Old perceptions die hard. And it is remarkable to me how we’ll still see articles from time to time, including in the mainstream press, about how the AMA opposed Medicare in the 1960s. Give me break!! Seventy years ago? Come on. The AMA has become a substantially different organization over the last decade or so. We embraced and even led the fight to cover the uninsured in the mid-2000s. We were champions of that. And while I was on the Council on Medical Service, our internal policy think tank, were being adopted by both Democratic and Republican legislatures and legislators. And we supported the ACA [Affordable Care Act], not because it was perfect or flawless, but because it gave us the first structural approach to expanding Medicare and Medicaid. And we’ve opposed wholesale proposals for wholesale cuts in expansion to coverage.
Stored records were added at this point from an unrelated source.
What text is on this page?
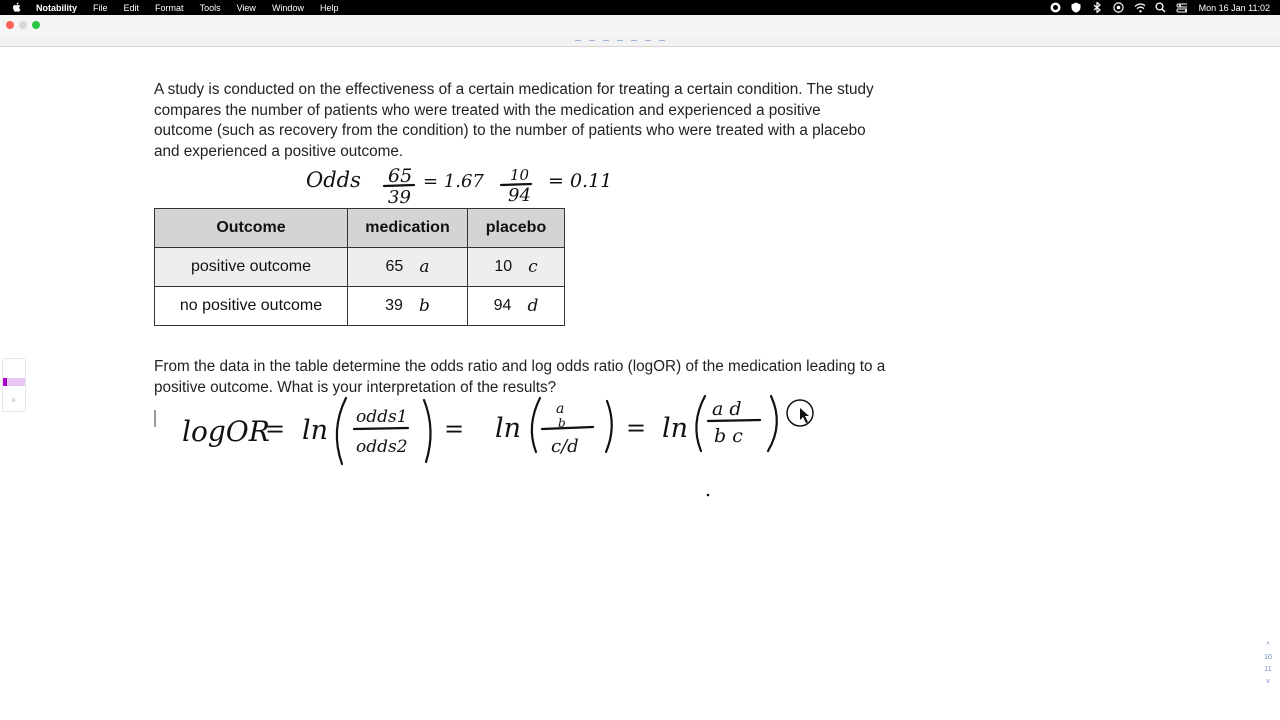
Notability File Edit Format Tools View Window Help	Mon 16 Jan 11:02
A study is conducted on the effectiveness of a certain medication for treating a certain condition. The study compares the number of patients who were treated with the medication and experienced a positive outcome (such as recovery from the condition) to the number of patients who were treated with a placebo and experienced a positive outcome.
Outcome	medication	placebo
positive outcome	65 a	10 c

no positive outcome	39 b	94 d
From the data in the table determine the odds ratio and log odds ratio (logOR) of the medication leading to a positive outcome. What is your interpretation of the results?
Odds 65
39
= 1.67 10
94
= 0.11
logOR
= ln odds1
odds2
= ln
a
b
c/d
= ln
a d
b c
×
^
10
11
v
So anyone who takes a look at our policies over the last ten years, and says we’re not interested in expanding coverage, is consciously disregarding the truth.
Can you speak to the AMA’s desire to help physicians change their practices in order to move forward towards the requirements of the emerging healthcare delivery and payment system?
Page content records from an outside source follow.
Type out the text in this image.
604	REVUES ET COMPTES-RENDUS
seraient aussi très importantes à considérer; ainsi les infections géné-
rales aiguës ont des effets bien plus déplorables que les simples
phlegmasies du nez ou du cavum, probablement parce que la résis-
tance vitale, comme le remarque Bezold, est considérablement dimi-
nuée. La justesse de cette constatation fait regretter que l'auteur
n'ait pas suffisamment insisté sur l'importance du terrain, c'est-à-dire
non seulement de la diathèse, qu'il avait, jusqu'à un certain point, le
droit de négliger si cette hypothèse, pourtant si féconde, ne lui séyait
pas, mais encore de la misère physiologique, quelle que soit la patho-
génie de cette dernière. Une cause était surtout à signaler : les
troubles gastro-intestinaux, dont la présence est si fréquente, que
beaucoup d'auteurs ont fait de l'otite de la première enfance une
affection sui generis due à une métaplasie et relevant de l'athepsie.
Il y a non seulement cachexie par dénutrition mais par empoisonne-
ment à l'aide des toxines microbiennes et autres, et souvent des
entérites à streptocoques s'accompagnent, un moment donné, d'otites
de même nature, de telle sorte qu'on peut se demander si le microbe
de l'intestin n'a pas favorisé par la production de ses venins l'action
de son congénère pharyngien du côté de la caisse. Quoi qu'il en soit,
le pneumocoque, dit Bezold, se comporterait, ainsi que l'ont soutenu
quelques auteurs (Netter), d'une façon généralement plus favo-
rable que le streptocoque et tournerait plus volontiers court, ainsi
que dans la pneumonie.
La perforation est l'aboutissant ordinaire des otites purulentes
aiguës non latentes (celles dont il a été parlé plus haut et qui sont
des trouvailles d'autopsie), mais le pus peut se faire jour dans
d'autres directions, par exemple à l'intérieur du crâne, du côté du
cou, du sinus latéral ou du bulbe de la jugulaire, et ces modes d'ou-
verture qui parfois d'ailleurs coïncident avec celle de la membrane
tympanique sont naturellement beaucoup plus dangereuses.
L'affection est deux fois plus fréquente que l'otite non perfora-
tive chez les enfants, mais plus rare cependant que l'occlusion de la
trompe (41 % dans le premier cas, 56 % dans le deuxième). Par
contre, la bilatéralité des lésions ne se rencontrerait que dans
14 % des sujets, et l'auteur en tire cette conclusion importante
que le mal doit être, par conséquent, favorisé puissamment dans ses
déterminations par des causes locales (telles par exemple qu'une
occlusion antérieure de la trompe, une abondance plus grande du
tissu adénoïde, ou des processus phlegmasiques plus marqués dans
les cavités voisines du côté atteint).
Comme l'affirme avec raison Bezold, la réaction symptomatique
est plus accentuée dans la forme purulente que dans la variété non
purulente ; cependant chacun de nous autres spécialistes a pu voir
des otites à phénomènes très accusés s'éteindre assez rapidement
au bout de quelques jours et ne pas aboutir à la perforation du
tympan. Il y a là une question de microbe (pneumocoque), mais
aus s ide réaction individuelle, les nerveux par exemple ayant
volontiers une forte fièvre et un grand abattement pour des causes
The answer is unequivocally yes, we are very engaged in that regard. Five years ago, we changed our policies, including around ChangeMedEd. A second big arc is around improving health outcomes, and it is the boldest patient-facing activity the AMA’s ever been involved in, around increasing awareness and management of pre-diabetes and diabetes and heart disease and the opioid crisis; and the third, a whole arc around practice tools and resources to help inform physicians about changes in the industry, and demands from payers, and how physicians can be successful in transitioning to new models of care and payment.
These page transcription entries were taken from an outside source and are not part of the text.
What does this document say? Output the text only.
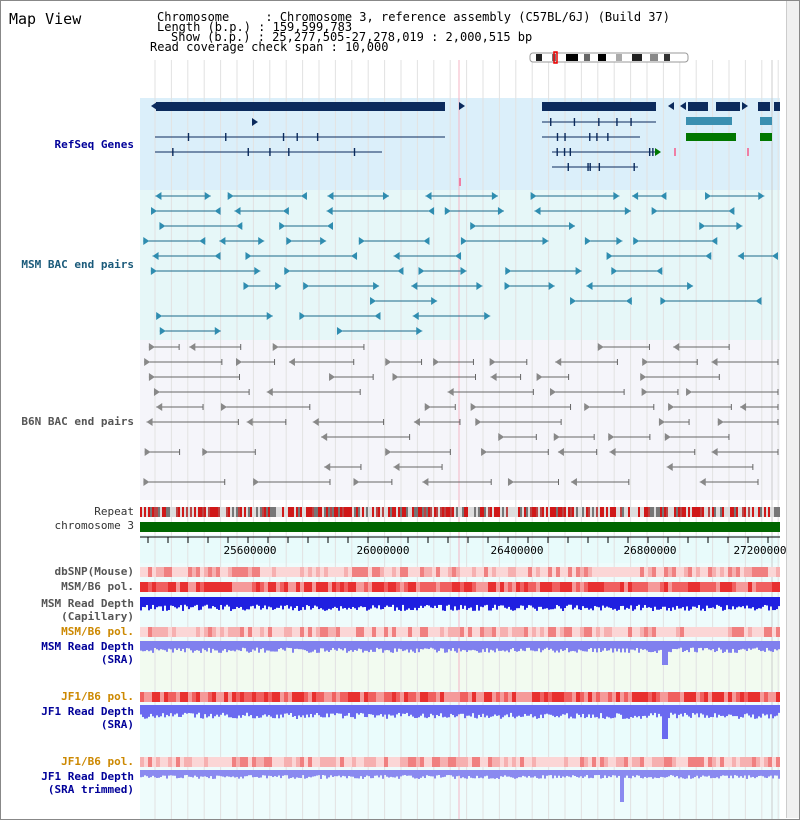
25600000	26000000	26400000	26800000	27200000
Map View	Chromosome     : Chromosome 3, reference assembly (C57BL/6J) (Build 37)
Length (b.p.) : 159,599,783
Show (b.p.) : 25,277,505-27,278,019 : 2,000,515 bp
Read coverage check span : 10,000
RefSeq Genes
MSM BAC end pairs
B6N BAC end pairs
Repeat
chromosome 3
dbSNP(Mouse)
MSM/B6 pol.
MSM Read Depth
(Capillary)
MSM/B6 pol.
MSM Read Depth
(SRA)
JF1/B6 pol.
JF1 Read Depth
(SRA)
JF1/B6 pol.
JF1 Read Depth
(SRA trimmed)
And let me drill down on that, and this takes us back to MACRA. Specifically around MACRA, we have an interactive payment evaluator module, to help physicians assess their practices’ readiness for MACRA, we have the MIPS Action Kit, which is another suite of interactive modules that allow physicians to go beyond that first product, and dig deeper and be successful, it helps them choose which measures are most relevant to them in their practices, it’s very practical. And then there’s a video, just a few minutes long, that walks a physician, step by step in how they participate in this one-patient one-measure process, if they’re not ready to go full-bore into MIPS. We literally walk them through screenshots of the electronic bill, and that gives them breathing room for 2017. We’re providing physicians with lots of tools, and we will continue to do so going forward.